Mais tout cela est pure spéculation. Depuis l’annonce de l’acquisition, il y a de cela presque un an, les dirigeants de LVMH n’ont jamais proposé de vision étayée de ce qu’ils envisagent de faire avec leur nouveau jouet. (Ils ont affirmé ne prévoir aucun changement majeur mais rares sont ceux qui les croient.) Et c’est bien ce manque de clarté, dans le contexte d’une pandémie qui menace les entreprises, qui pourrait expliquer ces bouderies, aussi bien que la possibilité d’économiser quelques dollars.

La plupart des analystes continuent de penser que LVMH sera un bon propriétaire pour Tiffany. C’est une société intelligente qui sait gérer les marques.

Mais même ainsi, ce mariage démarre de façon terrible.
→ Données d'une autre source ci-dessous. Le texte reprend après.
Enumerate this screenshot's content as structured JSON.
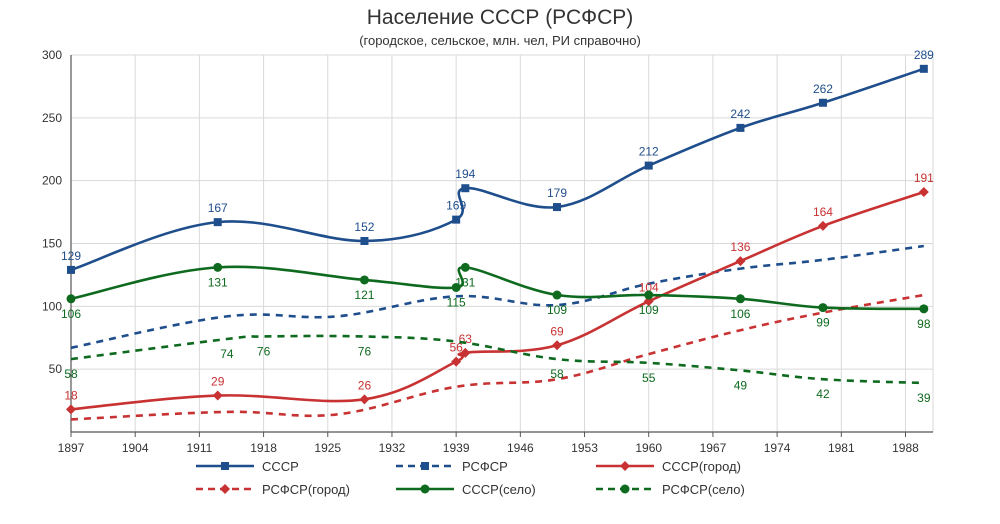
{
  "chart_data": {
    "type": "line",
    "title": "Население СССР (РСФСР)",
    "subtitle": "(городское, сельское, млн. чел, РИ справочно)",
    "xlim": [
      1897,
      1991
    ],
    "ylim": [
      0,
      300
    ],
    "x_ticks": [
      "1897",
      "1904",
      "1911",
      "1918",
      "1925",
      "1932",
      "1939",
      "1946",
      "1953",
      "1960",
      "1967",
      "1974",
      "1981",
      "1988"
    ],
    "y_ticks": [
      "50",
      "100",
      "150",
      "200",
      "250",
      "300"
    ],
    "grid": true,
    "legend_position": "bottom",
    "series": [
      {
        "name": "СССР",
        "color": "#1f4e8c",
        "dashed": false,
        "marker": "square",
        "points": [
          [
            1897,
            129
          ],
          [
            1913,
            167
          ],
          [
            1929,
            152
          ],
          [
            1939,
            169
          ],
          [
            1940,
            194
          ],
          [
            1950,
            179
          ],
          [
            1960,
            212
          ],
          [
            1970,
            242
          ],
          [
            1979,
            262
          ],
          [
            1990,
            289
          ]
        ],
        "labels": [
          "129",
          "167",
          "152",
          "169",
          "194",
          "179",
          "212",
          "242",
          "262",
          "289"
        ]
      },
      {
        "name": "РСФСР",
        "color": "#1f4e8c",
        "dashed": true,
        "marker": "square",
        "points": [
          [
            1897,
            67
          ],
          [
            1914,
            92
          ],
          [
            1926,
            92
          ],
          [
            1939,
            108
          ],
          [
            1950,
            101
          ],
          [
            1960,
            118
          ],
          [
            1970,
            130
          ],
          [
            1979,
            137
          ],
          [
            1990,
            148
          ]
        ],
        "labels": []
      },
      {
        "name": "СССР(город)",
        "color": "#c83232",
        "dashed": false,
        "marker": "diamond",
        "points": [
          [
            1897,
            18
          ],
          [
            1913,
            29
          ],
          [
            1929,
            26
          ],
          [
            1939,
            56
          ],
          [
            1940,
            63
          ],
          [
            1950,
            69
          ],
          [
            1960,
            104
          ],
          [
            1970,
            136
          ],
          [
            1979,
            164
          ],
          [
            1990,
            191
          ]
        ],
        "labels": [
          "18",
          "29",
          "26",
          "56",
          "63",
          "69",
          "104",
          "136",
          "164",
          "191"
        ]
      },
      {
        "name": "РСФСР(город)",
        "color": "#c83232",
        "dashed": true,
        "marker": "diamond",
        "points": [
          [
            1897,
            10
          ],
          [
            1914,
            16
          ],
          [
            1926,
            14
          ],
          [
            1939,
            36
          ],
          [
            1950,
            42
          ],
          [
            1960,
            62
          ],
          [
            1970,
            81
          ],
          [
            1979,
            95
          ],
          [
            1990,
            109
          ]
        ],
        "labels": []
      },
      {
        "name": "СССР(село)",
        "color": "#0e6a1e",
        "dashed": false,
        "marker": "circle",
        "points": [
          [
            1897,
            106
          ],
          [
            1913,
            131
          ],
          [
            1929,
            121
          ],
          [
            1939,
            115
          ],
          [
            1940,
            131
          ],
          [
            1950,
            109
          ],
          [
            1960,
            109
          ],
          [
            1970,
            106
          ],
          [
            1979,
            99
          ],
          [
            1990,
            98
          ]
        ],
        "labels": [
          "106",
          "131",
          "121",
          "115",
          "131",
          "109",
          "109",
          "106",
          "99",
          "98"
        ]
      },
      {
        "name": "РСФСР(село)",
        "color": "#0e6a1e",
        "dashed": true,
        "marker": "circle",
        "points": [
          [
            1897,
            58
          ],
          [
            1914,
            74
          ],
          [
            1918,
            76
          ],
          [
            1929,
            76
          ],
          [
            1939,
            72
          ],
          [
            1950,
            58
          ],
          [
            1960,
            55
          ],
          [
            1970,
            49
          ],
          [
            1979,
            42
          ],
          [
            1990,
            39
          ]
        ],
        "labels": [
          "58",
          "74",
          "76",
          "76",
          "",
          "58",
          "55",
          "49",
          "42",
          "39"
        ]
      }
    ]
  }
}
La principale raison de la fusion portait sur les importantes ressources de LVMH. Voir LVMH qui impose déjà des pressions à Tiffany, avant même que l’union ne soit célébrée, n’a rien d’encourageant.

Beaucoup encensent l’intelligence de Bernard Arnault en matière de transactions. Évidemment, son palmarès parle de lui-même. Mais il vient tout juste de transformer l’acquisition la plus conséquente et la plus importante de toute sa carrière – au moins temporairement – en un désastre. Beaucoup de temps et d’argent ont été gâchés dans ce qui aurait dû être une transition fluide. Étant donné tout ce remue-ménage, le grand méchant loup ne semble plus aussi féroce.